Silence falls in the truck.  I turn to my wife and whisper (I hope) “are we being kidnapped?”  I don’t get a response, which troubles me.  I was hoping that she would just lie and say “no”.  I muse to myself “okay, so will our decomposed bodies ever be discovered and identified way out here?  It would be nice for our (now) adult children to have some closure.”  Eventually (and I emphasize the “eventually”) we reach what turns out to be Blanca’s mommy’s orchard.  I know this because this is what I hear Blanca exclaim as we approach an older woman carrying a basket of fruit towards a barn.  Two more women show up, also carrying baskets of fruit.  I surmise that these are Blanca’s aunts.  Ergo, we are on the family farm.  This is reinforced when I am given an empty basket and, with hand gestures, asked to go out into the orchard to pick fruit.  Here is irony – I, an American, am south of the border, serving, albeit briefly, as an itinerant farm worker?  But, I’m very conscientious and fill my basket with plums before returning to the barn (I want that ride back to our hotel in Cuenca).

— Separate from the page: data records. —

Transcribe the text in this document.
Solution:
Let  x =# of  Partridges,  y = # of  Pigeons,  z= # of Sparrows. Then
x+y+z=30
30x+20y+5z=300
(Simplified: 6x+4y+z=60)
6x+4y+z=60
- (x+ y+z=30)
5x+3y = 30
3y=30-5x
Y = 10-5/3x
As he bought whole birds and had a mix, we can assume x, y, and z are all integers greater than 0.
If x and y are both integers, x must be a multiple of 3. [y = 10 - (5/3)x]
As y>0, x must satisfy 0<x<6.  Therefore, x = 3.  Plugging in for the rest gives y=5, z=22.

Jose proudly shows us Mommy’s stable which is filled with … guinea pigs (cuy).  I get more nervous.  These are not being raised to sell to PetSmart.  My wife explains that, back in the US, guinea pigs are “mascotas” (pets).  But, Jose doesn’t buy it.  He just smiles and says “muy rico” (translation: “very tasty”).  I think several things to myself: a) why did I say yes to the ride? and b) will we ever get back to frikkin’ Cuenca?  I also say a brief but sincere prayer that we will not be invited to a cuy roast (corollary parenting rule: “don’t eat pets”).  I consider possible explanations for my daughters, who had guinea pig mascotas.  “Well, at least we didn’t go to a Labrador retriever roast” (they also had one of those for a pet).  After some consideration, I conclude this will probably not be considered an effective defense.  But, it turns out to be irrelevant – no cuy roast happens.

Finally, we leave the farm but, instead of dropping Blanca off with Mommy, Mommy climbs into the back seat with my wife and I.   What did Jose tell my wife originally anyway?  Also, the truck bed is now filled with the fruit we just picked.  Is the next stop a market to sell the fruit?  My Spanish is definitely not up to hawking fruit in rural Ecuador.  Four hours after getting picked up outside of Giron, we start heading back, I think, I hope, to Cuenca.  But passing through Paute, Jose pulls over, again, runs up to a street vendor cooking something on a grill (please don’t let it be roast cuy) and brings a bag back to the car.  It is indeed “muy rico” but fortunately not cuy, instead it is “tortilla de choclo”.

Five hours after accepting a 1 km lift into Giron, we are dropped off in Cuenca.  We thank Jose for the great tour of Paute, their wonderful hospitality, and hug Blanca and Mommy good bye.  We also wish them well at the fruit market the next day.

As we walk back to our hotel I’m left pondering:  “when I get off the AT to pick up my mail drop in Waynesboro, do I REALLY want to hitchhike, I’m not sure if I can afford the extra time that involves.”